Sarà quindi necessario per tutti i lavoratori e le lavoratrici stipulare un accordo con l’azienda, così come previsto dall’articolo 19 della legge 81 del 2017 e senza regimi semplificati o vie brevi. L’accordo aziendale, a cui segue quello individuale, deve riportare tutti i parametri da considerare per lo svolgimento dell’attività lavorativa: la durata, le modalità di alternanza, i luoghi eventualmente esclusi, gli aspetti relativi alla condotta del dipendente e al potere direttivo dei dirigenti nei momenti di smart working, modalità e utilizzo degli strumenti di lavoro, i tempi di riposo e le misure per assicurare la disconnessione, le modalità di controllo della prestazione fuori dai locali aziendali, la formazione eventualmente necessaria e le modalità di esercizio dei diritti sindacali.
Lo smart working nel settore privato: cosa cambia dal primo aprile
Fino al 31 marzo del 2024, i lavoratori del settore privato con figli sotto i 14 anni potevano richiedere lo smart working se, all’interno della famiglia, non fosse presente un altro genitore non lavoratore o non godessero di altri strumenti di sostegno al reddito riconosciuti in caso di sospensione o cessazione dell’attività lavorativa. Regole simili anche per i fragili.
A decorrere dal primo aprile, tutti i lavoratori privati potranno lavorare in smart working solo in presenza di un accordo tra datore di lavoro e dipendente, senza più alcun criterio di priorità nell’accesso. Dopo aver negoziato l’accordo, spetterà datore di lavoro effettuare le comunicazioni telematiche necessarie per attivarlo. In caso di ritardi si rischiano sanzioni amministrative fino a 500 euro.
Lo smart working nel settore pubblico: le regole dal primo aprile
Già dallo scorso 31 dicembre, per i lavoratori fragili del settore pubblico erano venute meno le semplificazioni sullo smart working.
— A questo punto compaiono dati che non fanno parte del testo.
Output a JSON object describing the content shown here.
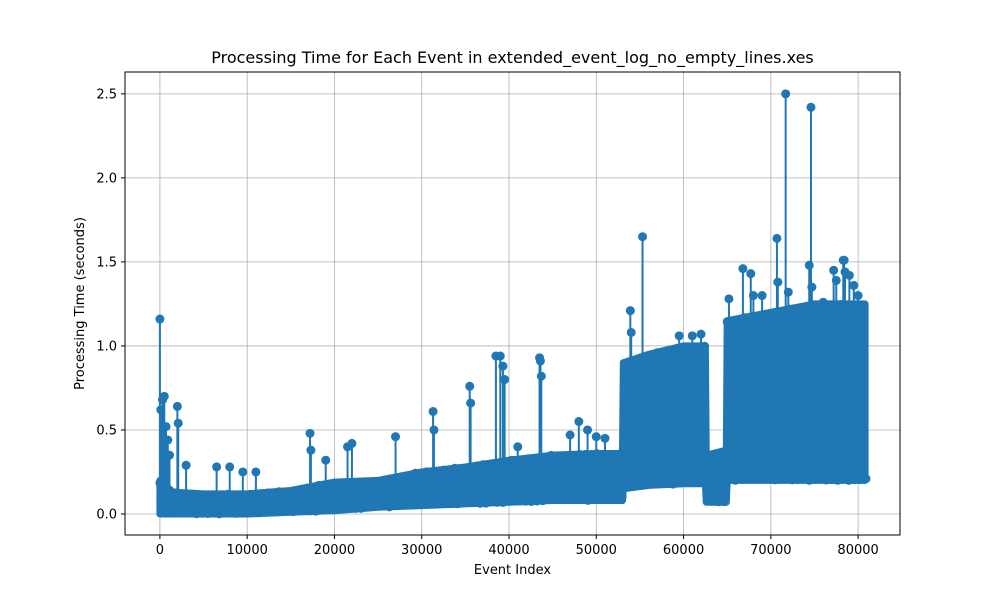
{
  "chart_data": {
    "type": "line",
    "title": "Processing Time for Each Event in extended_event_log_no_empty_lines.xes",
    "xlabel": "Event Index",
    "ylabel": "Processing Time (seconds)",
    "xlim": [
      -4000,
      84800
    ],
    "ylim": [
      -0.125,
      2.63
    ],
    "xticks": [
      0,
      10000,
      20000,
      30000,
      40000,
      50000,
      60000,
      70000,
      80000
    ],
    "xtick_labels": [
      "0",
      "10000",
      "20000",
      "30000",
      "40000",
      "50000",
      "60000",
      "70000",
      "80000"
    ],
    "yticks": [
      0.0,
      0.5,
      1.0,
      1.5,
      2.0,
      2.5
    ],
    "ytick_labels": [
      "0.0",
      "0.5",
      "1.0",
      "1.5",
      "2.0",
      "2.5"
    ],
    "grid": true,
    "marker": "circle",
    "color": "#1f77b4",
    "series": [
      {
        "name": "",
        "band_profile": [
          [
            0,
            0.0,
            0.2
          ],
          [
            1500,
            0.0,
            0.13
          ],
          [
            5000,
            0.0,
            0.12
          ],
          [
            10000,
            0.0,
            0.12
          ],
          [
            15000,
            0.01,
            0.14
          ],
          [
            20000,
            0.02,
            0.19
          ],
          [
            25000,
            0.04,
            0.2
          ],
          [
            30000,
            0.05,
            0.25
          ],
          [
            35000,
            0.06,
            0.28
          ],
          [
            40000,
            0.07,
            0.32
          ],
          [
            45000,
            0.08,
            0.35
          ],
          [
            50000,
            0.08,
            0.36
          ],
          [
            53000,
            0.08,
            0.36
          ],
          [
            53100,
            0.15,
            0.9
          ],
          [
            56000,
            0.17,
            0.95
          ],
          [
            60000,
            0.18,
            1.0
          ],
          [
            62500,
            0.18,
            1.0
          ],
          [
            62600,
            0.07,
            0.35
          ],
          [
            64900,
            0.07,
            0.38
          ],
          [
            65000,
            0.2,
            1.15
          ],
          [
            70000,
            0.2,
            1.2
          ],
          [
            75000,
            0.2,
            1.25
          ],
          [
            80000,
            0.2,
            1.25
          ],
          [
            80800,
            0.2,
            1.25
          ]
        ],
        "spikes": [
          [
            0,
            1.16
          ],
          [
            100,
            0.62
          ],
          [
            300,
            0.68
          ],
          [
            500,
            0.7
          ],
          [
            700,
            0.52
          ],
          [
            900,
            0.44
          ],
          [
            1100,
            0.35
          ],
          [
            2000,
            0.64
          ],
          [
            2100,
            0.54
          ],
          [
            3000,
            0.29
          ],
          [
            6500,
            0.28
          ],
          [
            8000,
            0.28
          ],
          [
            9500,
            0.25
          ],
          [
            11000,
            0.25
          ],
          [
            17200,
            0.48
          ],
          [
            17300,
            0.38
          ],
          [
            19000,
            0.32
          ],
          [
            21500,
            0.4
          ],
          [
            22000,
            0.42
          ],
          [
            27000,
            0.46
          ],
          [
            31300,
            0.61
          ],
          [
            31400,
            0.5
          ],
          [
            35500,
            0.76
          ],
          [
            35600,
            0.66
          ],
          [
            38500,
            0.94
          ],
          [
            39000,
            0.94
          ],
          [
            39300,
            0.88
          ],
          [
            39500,
            0.8
          ],
          [
            41000,
            0.4
          ],
          [
            43500,
            0.93
          ],
          [
            43600,
            0.91
          ],
          [
            43700,
            0.82
          ],
          [
            47000,
            0.47
          ],
          [
            48000,
            0.55
          ],
          [
            49000,
            0.5
          ],
          [
            50000,
            0.46
          ],
          [
            51000,
            0.45
          ],
          [
            53900,
            1.21
          ],
          [
            54000,
            1.08
          ],
          [
            55300,
            1.65
          ],
          [
            57000,
            0.96
          ],
          [
            59500,
            1.06
          ],
          [
            61000,
            1.06
          ],
          [
            62000,
            1.07
          ],
          [
            65200,
            1.28
          ],
          [
            66800,
            1.46
          ],
          [
            67700,
            1.43
          ],
          [
            68000,
            1.3
          ],
          [
            69000,
            1.3
          ],
          [
            70700,
            1.64
          ],
          [
            70800,
            1.38
          ],
          [
            71700,
            2.5
          ],
          [
            72000,
            1.32
          ],
          [
            74400,
            1.48
          ],
          [
            74600,
            2.42
          ],
          [
            74700,
            1.35
          ],
          [
            76000,
            1.26
          ],
          [
            77200,
            1.45
          ],
          [
            77500,
            1.39
          ],
          [
            78300,
            1.51
          ],
          [
            78400,
            1.51
          ],
          [
            78500,
            1.44
          ],
          [
            79000,
            1.42
          ],
          [
            79500,
            1.36
          ],
          [
            80000,
            1.3
          ]
        ]
      }
    ]
  }
}
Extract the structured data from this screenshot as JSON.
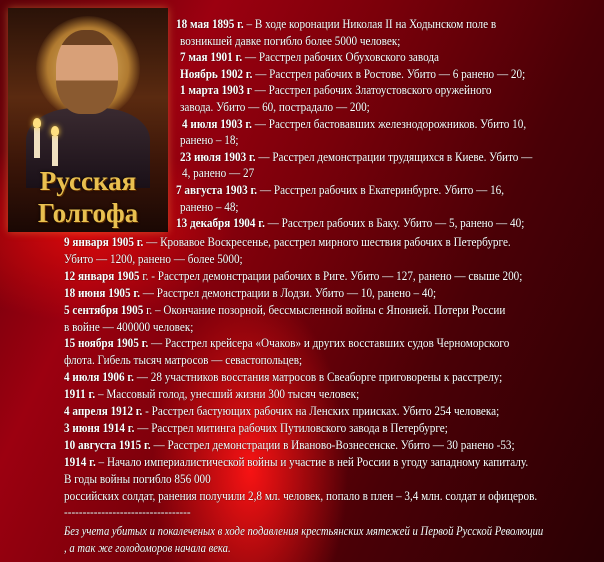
{
  "icon": {
    "title_line1": "Русская",
    "title_line2": "Голгофа"
  },
  "lines": [
    {
      "b": "18 мая 1895 г.",
      "t": " – В ходе коронации Николая II на Ходынском поле в"
    },
    {
      "b": "",
      "t": "возникшей  давке погибло более 5000 человек;"
    },
    {
      "b": "7 мая 1901 г.",
      "t": " — Расстрел рабочих Обуховского завода"
    },
    {
      "b": "Ноябрь 1902 г.",
      "t": " — Расстрел рабочих в Ростове. Убито — 6 ранено — 20;"
    },
    {
      "b": "1 марта 1903 г",
      "t": " — Расстрел рабочих Златоустовского оружейного"
    },
    {
      "b": "",
      "t": "завода. Убито — 60, пострадало — 200;"
    },
    {
      "b": "4 июля 1903 г.",
      "t": " — Расстрел бастовавших железнодорожников. Убито  10,"
    },
    {
      "b": "",
      "t": "ранено – 18;"
    },
    {
      "b": "23 июля 1903 г.",
      "t": " — Расстрел демонстрации трудящихся в Киеве. Убито —"
    },
    {
      "b": "",
      "t": "4, ранено — 27"
    },
    {
      "b": "7 августа 1903 г.",
      "t": " — Расстрел рабочих в Екатеринбурге. Убито — 16,"
    },
    {
      "b": "",
      "t": "ранено – 48;"
    },
    {
      "b": "13 декабря 1904 г.",
      "t": " — Расстрел рабочих в Баку. Убито — 5, ранено — 40;"
    },
    {
      "b": "9 января 1905 г.",
      "t": " — Кровавое Воскресенье, расстрел мирного шествия рабочих в Петербурге."
    },
    {
      "b": "",
      "t": "Убито — 1200, ранено — более 5000;"
    },
    {
      "b": "12 января 1905",
      "t": " г. - Расстрел демонстрации рабочих в Риге. Убито — 127, ранено — свыше 200;"
    },
    {
      "b": "18 июня 1905 г.",
      "t": " — Расстрел демонстрации в Лодзи. Убито — 10, ранено – 40;"
    },
    {
      "b": "5 сентября 1905",
      "t": " г. – Окончание позорной, бессмысленной войны с Японией. Потери России"
    },
    {
      "b": "",
      "t": "в войне — 400000 человек;"
    },
    {
      "b": "15 ноября 1905 г.",
      "t": " — Расстрел крейсера «Очаков» и других восставших судов Черноморского"
    },
    {
      "b": "",
      "t": "флота. Гибель тысяч матросов — севастопольцев;"
    },
    {
      "b": "4 июля 1906 г.",
      "t": " — 28 участников восстания матросов в Свеаборге приговорены к расстрелу;"
    },
    {
      "b": "1911 г.",
      "t": " – Массовый голод, унесший жизни 300 тысяч человек;"
    },
    {
      "b": "4 апреля 1912 г.",
      "t": " - Расстрел бастующих рабочих на Ленских приисках. Убито 254 человека;"
    },
    {
      "b": "3 июня 1914 г.",
      "t": " — Расстрел митинга рабочих Путиловского завода в Петербурге;"
    },
    {
      "b": "10 августа 1915 г.",
      "t": " — Расстрел демонстрации в Иваново-Вознесенске. Убито — 30 ранено -53;"
    },
    {
      "b": "1914 г.",
      "t": " – Начало империалистической войны и участие в ней России в угоду западному капиталу."
    },
    {
      "b": "",
      "t": "В годы войны погибло 856 000"
    },
    {
      "b": "",
      "t": "российских солдат, ранения получили  2,8 мл. человек, попало в плен – 3,4 млн. солдат и офицеров."
    },
    {
      "b": "",
      "t": "----------------------------------"
    }
  ],
  "footnote": [
    "Без учета убитых и покалеченых в ходе подавления крестьянских мятежей и  Первой Русской Революции",
    ", а так же голодоморов начала века."
  ]
}
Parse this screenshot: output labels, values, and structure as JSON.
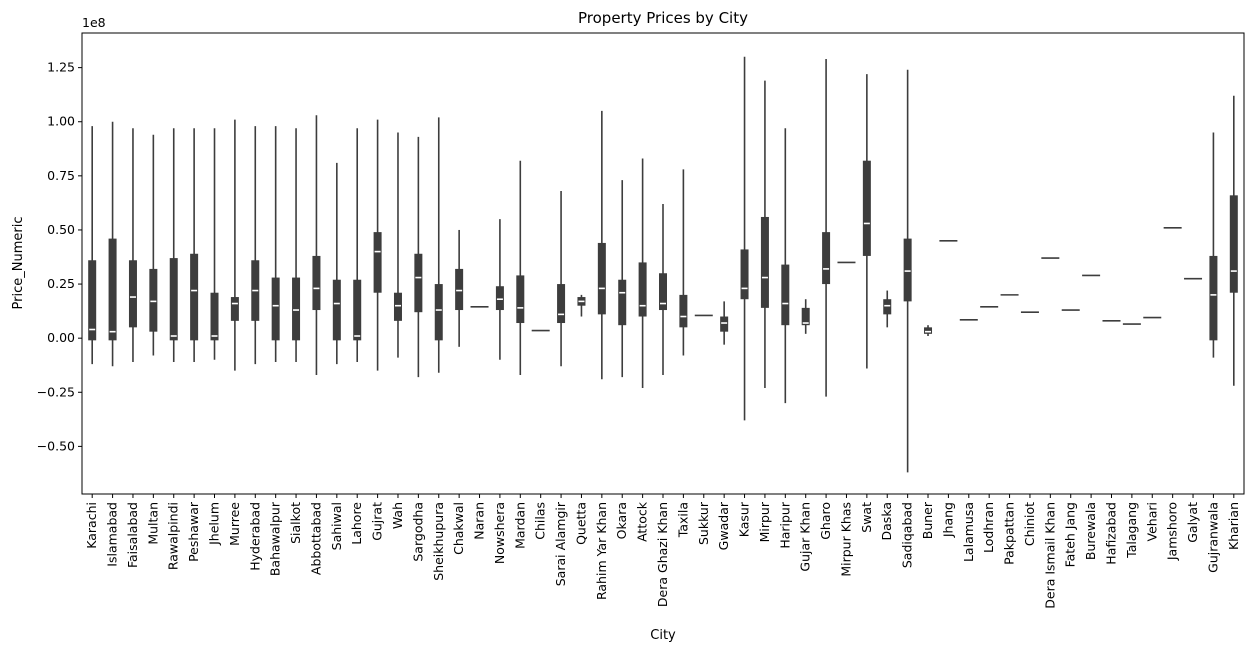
{
  "chart_data": {
    "type": "violin",
    "title": "Property Prices by City",
    "xlabel": "City",
    "ylabel": "Price_Numeric",
    "y_multiplier_label": "1e8",
    "ylim": [
      -0.72,
      1.41
    ],
    "yticks": [
      -0.5,
      -0.25,
      0.0,
      0.25,
      0.5,
      0.75,
      1.0,
      1.25
    ],
    "ytick_labels": [
      "−0.50",
      "−0.25",
      "0.00",
      "0.25",
      "0.50",
      "0.75",
      "1.00",
      "1.25"
    ],
    "grid": false,
    "color": "#3d3d3d",
    "categories": [
      "Karachi",
      "Islamabad",
      "Faisalabad",
      "Multan",
      "Rawalpindi",
      "Peshawar",
      "Jhelum",
      "Murree",
      "Hyderabad",
      "Bahawalpur",
      "Sialkot",
      "Abbottabad",
      "Sahiwal",
      "Lahore",
      "Gujrat",
      "Wah",
      "Sargodha",
      "Sheikhupura",
      "Chakwal",
      "Naran",
      "Nowshera",
      "Mardan",
      "Chilas",
      "Sarai Alamgir",
      "Quetta",
      "Rahim Yar Khan",
      "Okara",
      "Attock",
      "Dera Ghazi Khan",
      "Taxila",
      "Sukkur",
      "Gwadar",
      "Kasur",
      "Mirpur",
      "Haripur",
      "Gujar Khan",
      "Gharo",
      "Mirpur Khas",
      "Swat",
      "Daska",
      "Sadiqabad",
      "Buner",
      "Jhang",
      "Lalamusa",
      "Lodhran",
      "Pakpattan",
      "Chiniot",
      "Dera Ismail Khan",
      "Fateh Jang",
      "Burewala",
      "Hafizabad",
      "Talagang",
      "Vehari",
      "Jamshoro",
      "Galyat",
      "Gujranwala",
      "Kharian"
    ],
    "series": [
      {
        "min": [
          -0.12,
          -0.13,
          -0.11,
          -0.08,
          -0.11,
          -0.11,
          -0.1,
          -0.15,
          -0.12,
          -0.11,
          -0.11,
          -0.17,
          -0.12,
          -0.11,
          -0.15,
          -0.09,
          -0.18,
          -0.16,
          -0.04,
          0.145,
          -0.1,
          -0.17,
          0.035,
          -0.13,
          0.1,
          -0.19,
          -0.18,
          -0.23,
          -0.17,
          -0.08,
          0.105,
          -0.03,
          -0.38,
          -0.23,
          -0.3,
          0.02,
          -0.27,
          0.35,
          -0.14,
          0.05,
          -0.62,
          0.01,
          0.45,
          0.085,
          0.145,
          0.2,
          0.12,
          0.37,
          0.13,
          0.29,
          0.08,
          0.065,
          0.095,
          0.51,
          0.275,
          -0.09,
          -0.22
        ],
        "q1": [
          -0.01,
          -0.01,
          0.05,
          0.03,
          -0.01,
          -0.01,
          -0.01,
          0.08,
          0.08,
          -0.01,
          -0.01,
          0.13,
          -0.01,
          -0.01,
          0.21,
          0.08,
          0.12,
          -0.01,
          0.13,
          0.145,
          0.13,
          0.07,
          0.035,
          0.07,
          0.15,
          0.11,
          0.06,
          0.1,
          0.13,
          0.05,
          0.105,
          0.03,
          0.18,
          0.14,
          0.06,
          0.06,
          0.25,
          0.35,
          0.38,
          0.11,
          0.17,
          0.02,
          0.45,
          0.085,
          0.145,
          0.2,
          0.12,
          0.37,
          0.13,
          0.29,
          0.08,
          0.065,
          0.095,
          0.51,
          0.275,
          -0.01,
          0.21
        ],
        "median": [
          0.04,
          0.03,
          0.19,
          0.17,
          0.01,
          0.22,
          0.01,
          0.16,
          0.22,
          0.15,
          0.13,
          0.23,
          0.16,
          0.01,
          0.4,
          0.15,
          0.28,
          0.13,
          0.22,
          0.145,
          0.18,
          0.14,
          0.035,
          0.11,
          0.17,
          0.23,
          0.21,
          0.15,
          0.16,
          0.1,
          0.105,
          0.07,
          0.23,
          0.28,
          0.16,
          0.07,
          0.32,
          0.35,
          0.53,
          0.15,
          0.31,
          0.03,
          0.45,
          0.085,
          0.145,
          0.2,
          0.12,
          0.37,
          0.13,
          0.29,
          0.08,
          0.065,
          0.095,
          0.51,
          0.275,
          0.2,
          0.31
        ],
        "q3": [
          0.36,
          0.46,
          0.36,
          0.32,
          0.37,
          0.39,
          0.21,
          0.19,
          0.36,
          0.28,
          0.28,
          0.38,
          0.27,
          0.27,
          0.49,
          0.21,
          0.39,
          0.25,
          0.32,
          0.145,
          0.24,
          0.29,
          0.035,
          0.25,
          0.19,
          0.44,
          0.27,
          0.35,
          0.3,
          0.2,
          0.105,
          0.1,
          0.41,
          0.56,
          0.34,
          0.14,
          0.49,
          0.35,
          0.82,
          0.18,
          0.46,
          0.05,
          0.45,
          0.085,
          0.145,
          0.2,
          0.12,
          0.37,
          0.13,
          0.29,
          0.08,
          0.065,
          0.095,
          0.51,
          0.275,
          0.38,
          0.66
        ],
        "max": [
          0.98,
          1.0,
          0.97,
          0.94,
          0.97,
          0.97,
          0.97,
          1.01,
          0.98,
          0.98,
          0.97,
          1.03,
          0.81,
          0.97,
          1.01,
          0.95,
          0.93,
          1.02,
          0.5,
          0.145,
          0.55,
          0.82,
          0.035,
          0.68,
          0.2,
          1.05,
          0.73,
          0.83,
          0.62,
          0.78,
          0.105,
          0.17,
          1.3,
          1.19,
          0.97,
          0.18,
          1.29,
          0.35,
          1.22,
          0.22,
          1.24,
          0.06,
          0.45,
          0.085,
          0.145,
          0.2,
          0.12,
          0.37,
          0.13,
          0.29,
          0.08,
          0.065,
          0.095,
          0.51,
          0.275,
          0.95,
          1.12
        ]
      }
    ]
  }
}
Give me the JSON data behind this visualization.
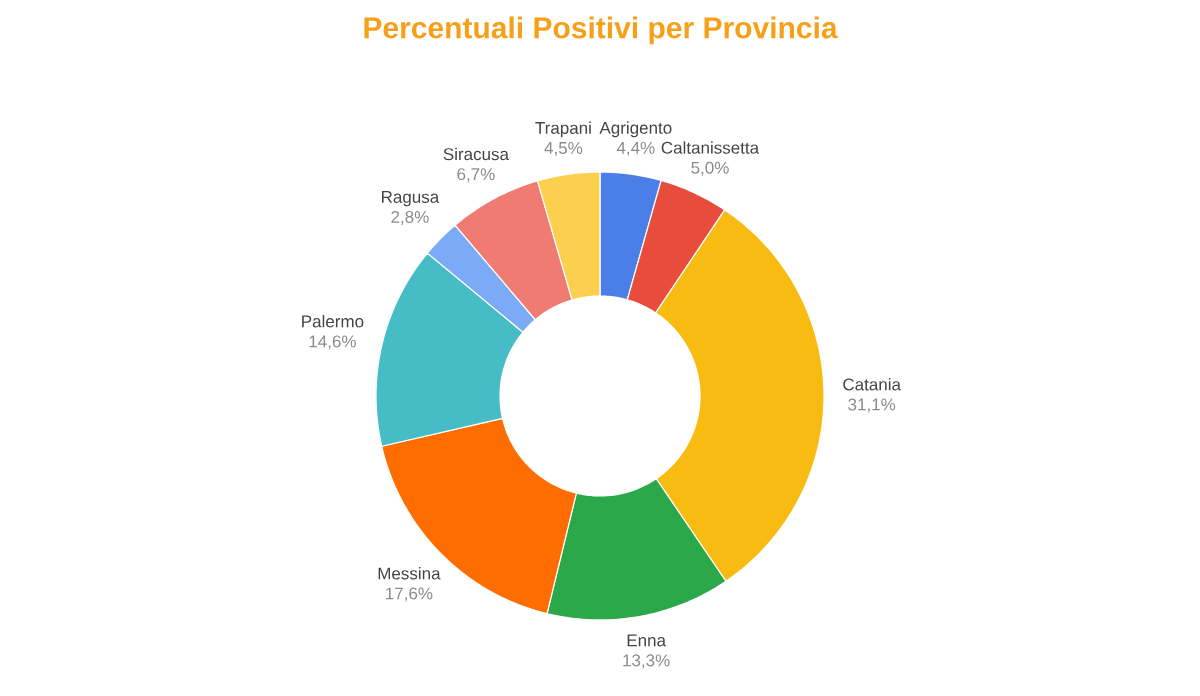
{
  "chart_data": {
    "type": "donut",
    "title": "Percentuali Positivi per Provincia",
    "categories": [
      "Agrigento",
      "Caltanissetta",
      "Catania",
      "Enna",
      "Messina",
      "Palermo",
      "Ragusa",
      "Siracusa",
      "Trapani"
    ],
    "values": [
      4.4,
      5.0,
      31.1,
      13.3,
      17.6,
      14.6,
      2.8,
      6.7,
      4.5
    ],
    "value_labels": [
      "4,4%",
      "5,0%",
      "31,1%",
      "13,3%",
      "17,6%",
      "14,6%",
      "2,8%",
      "6,7%",
      "4,5%"
    ],
    "colors": [
      "#4a7fe8",
      "#e84c3d",
      "#f7bb12",
      "#2aa84a",
      "#ff6d01",
      "#46bdc6",
      "#7baaf7",
      "#f07b72",
      "#fcd04f"
    ]
  }
}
Da inizio anno, dunque, in base alla direttiva del 29 dicembre 2023, nel settore pubblico è il dirigente responsabile, nell’ambito dell’organizzazione di ciascuna amministrazione, a dover “individuare le misure organizzative necessarie, attraverso gli accordi individuali per la salvaguardia dei soggetti più esposti a situazioni di rischio per la salute” per lo svolgimento della prestazione in modalità agile.